Figure 3.
Variant predicates and genotype classifiers
(A) Variant predicate tests. GPSEA provides predicate functions that test whether a variant, such as c.373G>C (GenBank: NM_181486.4) (p.Gly125Arg) in TBX5 (MIM: 601620), meets a criterion from one of three evidence groups: allele, functional annotation, or protein. For instance, the predicate checks if the variant is a deletion and whether it overlaps with a specific exon or with a protein region of interest.
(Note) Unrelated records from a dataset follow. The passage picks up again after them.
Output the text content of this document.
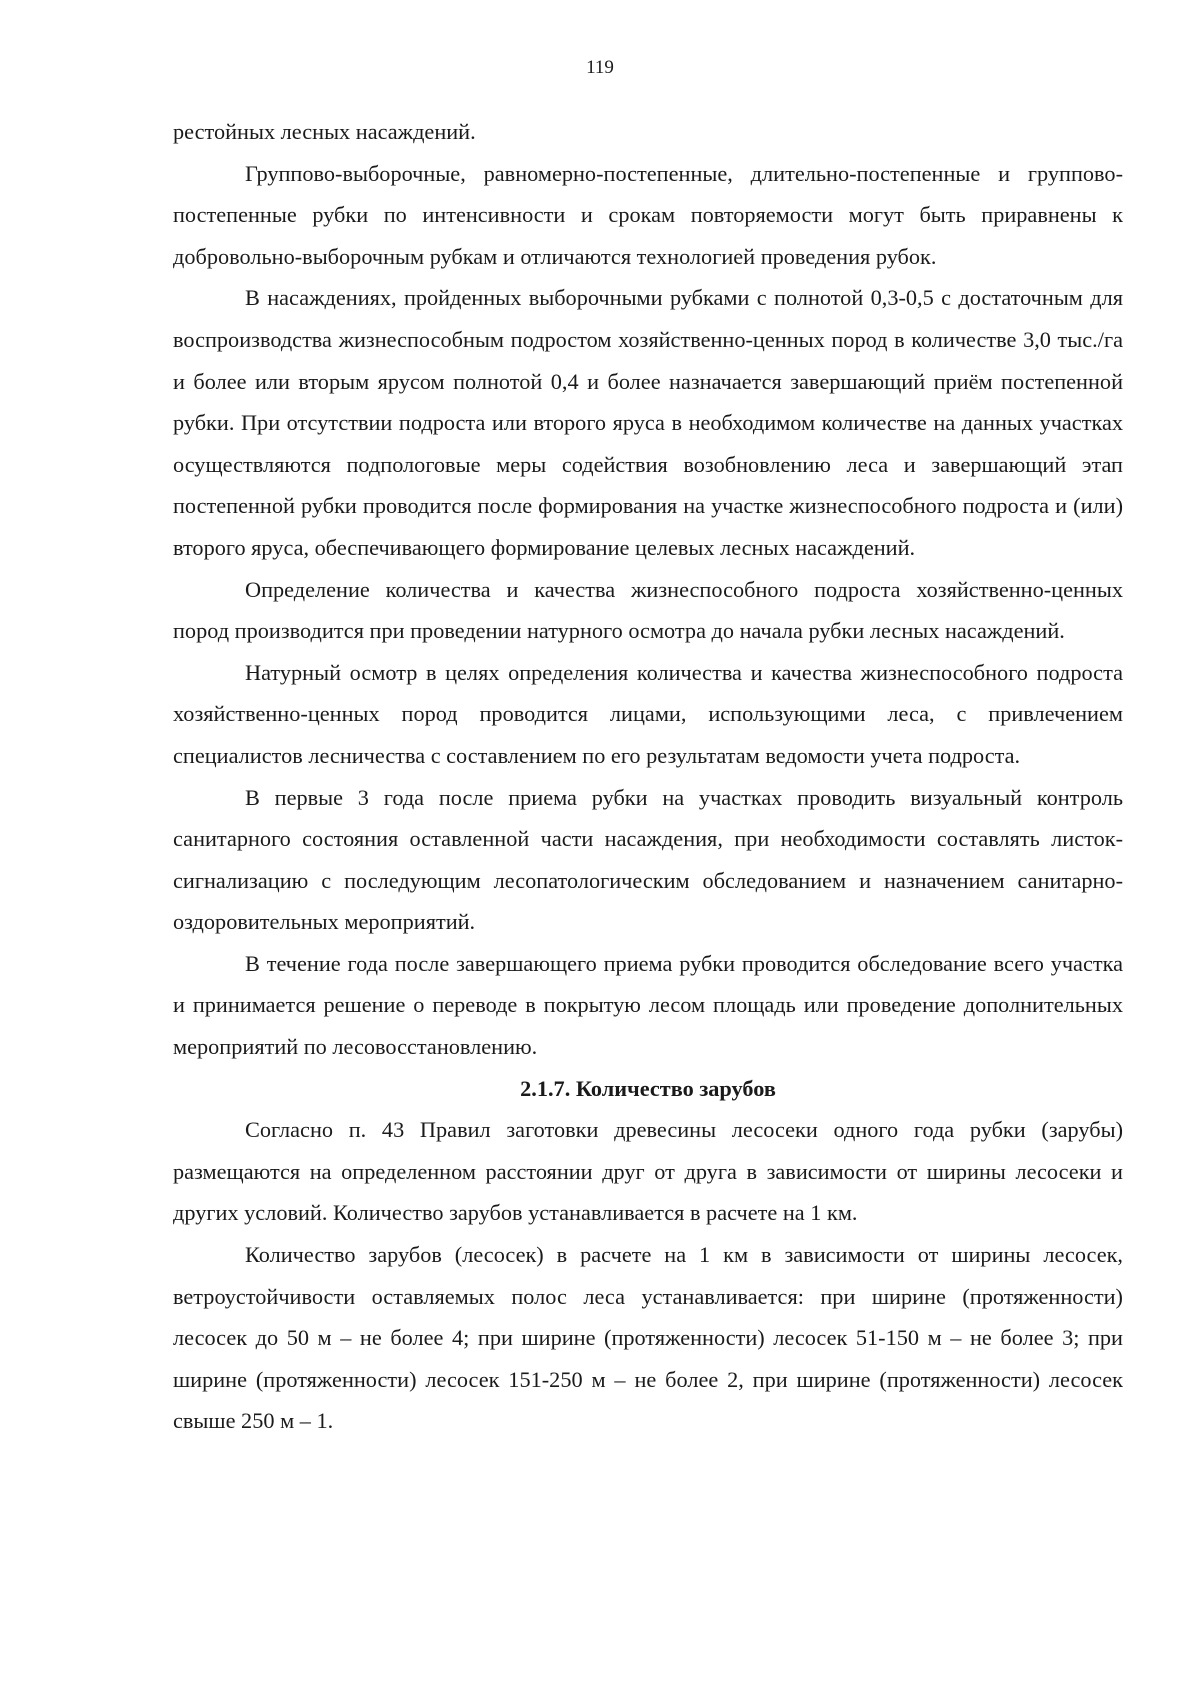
119

рестойных лесных насаждений.

Группово-выборочные, равномерно-постепенные, длительно-постепенные и группово-постепенные рубки по интенсивности и срокам повторяемости могут быть приравнены к добровольно-выборочным рубкам и отличаются технологией проведения рубок.

В насаждениях, пройденных выборочными рубками с полнотой 0,3-0,5 с достаточным для воспроизводства жизнеспособным подростом хозяйственно-ценных пород в количестве 3,0 тыс./га и более или вторым ярусом полнотой 0,4 и более назначается завершающий приём постепенной рубки. При отсутствии подроста или второго яруса в необходимом количестве на данных участках осуществляются подпологовые меры содействия возобновлению леса и завершающий этап постепенной рубки проводится после формирования на участке жизнеспособного подроста и (или) второго яруса, обеспечивающего формирование целевых лесных насаждений.

Определение количества и качества жизнеспособного подроста хозяйственно-ценных пород производится при проведении натурного осмотра до начала рубки лесных насаждений.

Натурный осмотр в целях определения количества и качества жизнеспособного подроста хозяйственно-ценных пород проводится лицами, использующими леса, с привлечением специалистов лесничества с составлением по его результатам ведомости учета подроста.

В первые 3 года после приема рубки на участках проводить визуальный контроль санитарного состояния оставленной части насаждения, при необходимости составлять листок-сигнализацию с последующим лесопатологическим обследованием и назначением санитарно-оздоровительных мероприятий.

В течение года после завершающего приема рубки проводится обследование всего участка и принимается решение о переводе в покрытую лесом площадь или проведение дополнительных мероприятий по лесовосстановлению.

2.1.7. Количество зарубов

Согласно п. 43 Правил заготовки древесины лесосеки одного года рубки (зарубы) размещаются на определенном расстоянии друг от друга в зависимости от ширины лесосеки и других условий. Количество зарубов устанавливается в расчете на 1 км.

Количество зарубов (лесосек) в расчете на 1 км в зависимости от ширины лесосек, ветроустойчивости оставляемых полос леса устанавливается: при ширине (протяженности) лесосек до 50 м – не более 4; при ширине (протяженности) лесосек 51-150 м – не более 3; при ширине (протяженности) лесосек 151-250 м – не более 2, при ширине (протяженности) лесосек свыше 250 м – 1.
(B) Boolean algebra. Variant predicates can be combined using AND, OR, and NOT operators of Boolean algebra to test complex criteria. For instance, a predicate for a point mutation can be formulated as a “missense mutation affecting one reference base and change length of zero” (no sequence loss or gain). A predicate for a loss-of-function mutation can be defined as a mutation leading to a transcript ablation, frameshift, introduction of a premature stop codon, or the start codon loss. A predicate for a structural deletion can test whether the variant is either an imprecise chromosomal deletion or a deletion involving 50 or more base pairs (or other thresholds).33
(C) Genotype classifiers. Each classifier splits a cohort into two or more classes to enable genotype-phenotype comparisons. GPSEA ships with five built-in classifiers to classify the cohort members using their sex, diagnosis, a fixed count of alleles of different types (mono-allelic and bi-allelic), or by a different allele count of the same type (allele count).